Après plusieurs jours de mer agitée dissuadant les départ, les migrants sont partis mercredi de Sabrata en début d'après-midi, à la faveur d'une accalmie, à bord d'un canot pneumatique où leurs passeurs ont entassé environ 130 personnes, dont au moins une douzaine de femmes et trois jeunes enfants.
Mais très vite, le vent s'est levé, les vagues se sont creusées, "c'est devenu l'enfer", a raconté Aris Messinis, un photographe de l'AFP embarqué sur l'Astral, le navire de l'ONG espagnole Proactiva Open Arms qui patrouillait non loin de là.
En fin d'après-midi, les migrants ont lancé un appel désespéré aux gardes-côtes italiens, qui coordonnent les secours dans la zone et ont mobilisé l'Astral mais aussi le Phoenix de l'ONG maltaise Moas et le Iuventa de l'ONG allemande Jugend Rettet.
Alors que la nuit était tombée, le drone du Phoenix a réussi à repérer le canot... à 8 milles nautiques des côtes libyennes, soit 4 milles à l'intérieur de cette zone où les navires de secours étrangers ne peuvent pas intervenir.
Cette année, plusieurs navires humanitaires ont essuyé des tirs ou reçu la visite d'hommes armés pour s'être trop approchés des eaux libyennes. En septembre, les gardes-côtes libyens ont arrêté deux Allemands de l'ONG Sea-Eye en affirmant qu'ils avaient franchi la ligne.
Souvent, les secours ont dû attendre qu'une embarcation surchargée parvienne tant bien que mal dans les eaux internationales pour intervenir. Mais mercredi soir, il était évident que le canot n'y arriverait pas.
"Nous avons dit aux gardes-côtes libyens que nous entrions (dans les eaux libyennes) quoi qu'il arrive parce que le bateau était en train de couler et ils ont finalement accepté", a raconté le photographe de l'AFP.
- "Il pleurait et s'agrippait" -
Une porte-parole du Moas a confirmé que l'opération avait eu lieu dans les eaux libyennes, expliquant que cela s'était déjà produit au moins une fois il y a quelques semaines, toujours avec l'accord des gardes-côtes libyens.

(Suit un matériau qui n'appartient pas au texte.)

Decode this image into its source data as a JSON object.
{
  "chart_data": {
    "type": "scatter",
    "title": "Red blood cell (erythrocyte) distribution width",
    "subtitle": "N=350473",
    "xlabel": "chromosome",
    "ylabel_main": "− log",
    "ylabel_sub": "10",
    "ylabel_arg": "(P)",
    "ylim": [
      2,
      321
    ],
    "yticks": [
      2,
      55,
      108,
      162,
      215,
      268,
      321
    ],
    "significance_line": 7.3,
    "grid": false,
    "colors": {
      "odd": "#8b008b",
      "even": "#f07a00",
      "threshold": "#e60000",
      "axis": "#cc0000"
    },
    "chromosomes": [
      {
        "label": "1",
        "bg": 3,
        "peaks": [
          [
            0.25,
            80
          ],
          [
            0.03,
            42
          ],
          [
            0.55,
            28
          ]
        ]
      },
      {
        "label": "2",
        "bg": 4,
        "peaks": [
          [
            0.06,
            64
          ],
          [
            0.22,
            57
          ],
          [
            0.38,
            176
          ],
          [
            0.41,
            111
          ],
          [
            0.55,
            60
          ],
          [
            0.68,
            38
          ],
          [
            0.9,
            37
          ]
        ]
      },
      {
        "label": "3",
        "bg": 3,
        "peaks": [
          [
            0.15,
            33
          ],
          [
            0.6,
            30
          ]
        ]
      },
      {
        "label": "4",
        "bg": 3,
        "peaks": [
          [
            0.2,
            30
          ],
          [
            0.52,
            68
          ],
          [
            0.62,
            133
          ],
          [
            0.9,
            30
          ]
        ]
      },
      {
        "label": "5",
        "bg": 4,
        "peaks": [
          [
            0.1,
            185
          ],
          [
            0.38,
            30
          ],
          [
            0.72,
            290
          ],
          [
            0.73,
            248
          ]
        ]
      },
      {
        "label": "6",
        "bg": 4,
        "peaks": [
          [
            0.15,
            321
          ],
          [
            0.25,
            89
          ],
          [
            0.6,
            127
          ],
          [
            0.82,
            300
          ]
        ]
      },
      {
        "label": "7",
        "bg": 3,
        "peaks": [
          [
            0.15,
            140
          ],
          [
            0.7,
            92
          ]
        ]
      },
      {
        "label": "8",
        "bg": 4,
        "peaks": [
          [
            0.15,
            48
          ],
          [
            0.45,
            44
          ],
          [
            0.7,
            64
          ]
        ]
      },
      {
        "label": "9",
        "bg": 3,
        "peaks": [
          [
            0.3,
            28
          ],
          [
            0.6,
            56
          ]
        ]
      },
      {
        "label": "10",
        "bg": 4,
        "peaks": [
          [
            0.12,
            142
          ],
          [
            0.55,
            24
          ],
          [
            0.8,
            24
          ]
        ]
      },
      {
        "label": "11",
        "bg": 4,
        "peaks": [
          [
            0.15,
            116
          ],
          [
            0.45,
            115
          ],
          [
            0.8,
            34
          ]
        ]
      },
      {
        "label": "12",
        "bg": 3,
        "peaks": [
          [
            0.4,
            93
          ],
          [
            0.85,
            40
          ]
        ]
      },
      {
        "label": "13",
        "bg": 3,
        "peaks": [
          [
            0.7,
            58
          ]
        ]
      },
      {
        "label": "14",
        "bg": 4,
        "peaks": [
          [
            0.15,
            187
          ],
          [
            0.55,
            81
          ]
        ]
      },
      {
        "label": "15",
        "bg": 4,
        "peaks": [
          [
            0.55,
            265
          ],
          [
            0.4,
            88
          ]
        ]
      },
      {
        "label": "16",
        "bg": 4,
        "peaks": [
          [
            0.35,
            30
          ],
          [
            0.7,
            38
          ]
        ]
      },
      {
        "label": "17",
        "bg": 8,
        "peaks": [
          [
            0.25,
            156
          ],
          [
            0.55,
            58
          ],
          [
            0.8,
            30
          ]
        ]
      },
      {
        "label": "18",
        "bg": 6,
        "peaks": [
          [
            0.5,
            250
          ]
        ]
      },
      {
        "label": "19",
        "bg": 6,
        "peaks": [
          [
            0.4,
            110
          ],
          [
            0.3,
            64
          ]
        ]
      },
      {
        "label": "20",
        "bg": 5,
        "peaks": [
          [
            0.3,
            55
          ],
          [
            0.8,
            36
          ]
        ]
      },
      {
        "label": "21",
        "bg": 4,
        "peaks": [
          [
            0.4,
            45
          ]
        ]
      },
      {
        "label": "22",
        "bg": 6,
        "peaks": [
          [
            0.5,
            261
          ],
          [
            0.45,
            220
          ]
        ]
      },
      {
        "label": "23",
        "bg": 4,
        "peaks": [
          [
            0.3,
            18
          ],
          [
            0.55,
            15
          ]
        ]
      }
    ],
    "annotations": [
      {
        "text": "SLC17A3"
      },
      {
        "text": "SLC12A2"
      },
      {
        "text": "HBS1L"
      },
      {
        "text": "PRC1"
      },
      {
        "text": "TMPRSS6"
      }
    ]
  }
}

A la lumière de leurs projecteurs, les secouristes ont réussi à mettre en sûreté 113 personnes -- 89 hommes, 11 femmes, 11 adolescents et deux enfants -- à bord du Phoenix.
Mais selon le Moas, ces survivants ont assuré avoir été environ 130 au départ. Parmi ceux qui manquent à l'appel: une jeune fille de 16 ans, les cinq compagnons de voyage d'un adolescent... et un petit garçon de presque trois ans.
"J'étais sur le canot avec mon fils, il pleurait et s'agrippait à moi. La mer était agitée et le bateau prenait l'eau. A un moment des gens ont paniqué. J'ai été poussée à l'eau et j'ai perdu mon fils dans le chaos, alors que j'essayais d'attraper un gilet de survie. Il aurait eu trois ans dans quelques jours", a raconté sa mère, en état de choc, à bord du Phoenix, selon un communiqué du Moas.
En pleine nuit et malgré les conditions difficiles, les secouristes ont cherché pendant une heure dans la zone, sans trouver ni survivant ni corps.
Outre la peur et pour certains de longues heures dans l'eau, de nombreux rescapés souffrent de brûlures dues au carburant, dont une femme brûlée sur 36% du corps mais qu'il était impossible d'évacuer par hélicoptère dans l'immédiat en raison des conditions météorologiques.
Mélangé à l'eau salé, le carburant a des effets dévastateurs sur la peau, en particulier pour les femmes qui, contrairement aux hommes, n'osent pas retirer leurs vêtements souillés.
Depuis le début de l'année, l'Italie a vu débarquer près de 145.000 migrants sur ses côtes. Selon l'ONU, au moins 3.626 sont morts ou disparus en mer.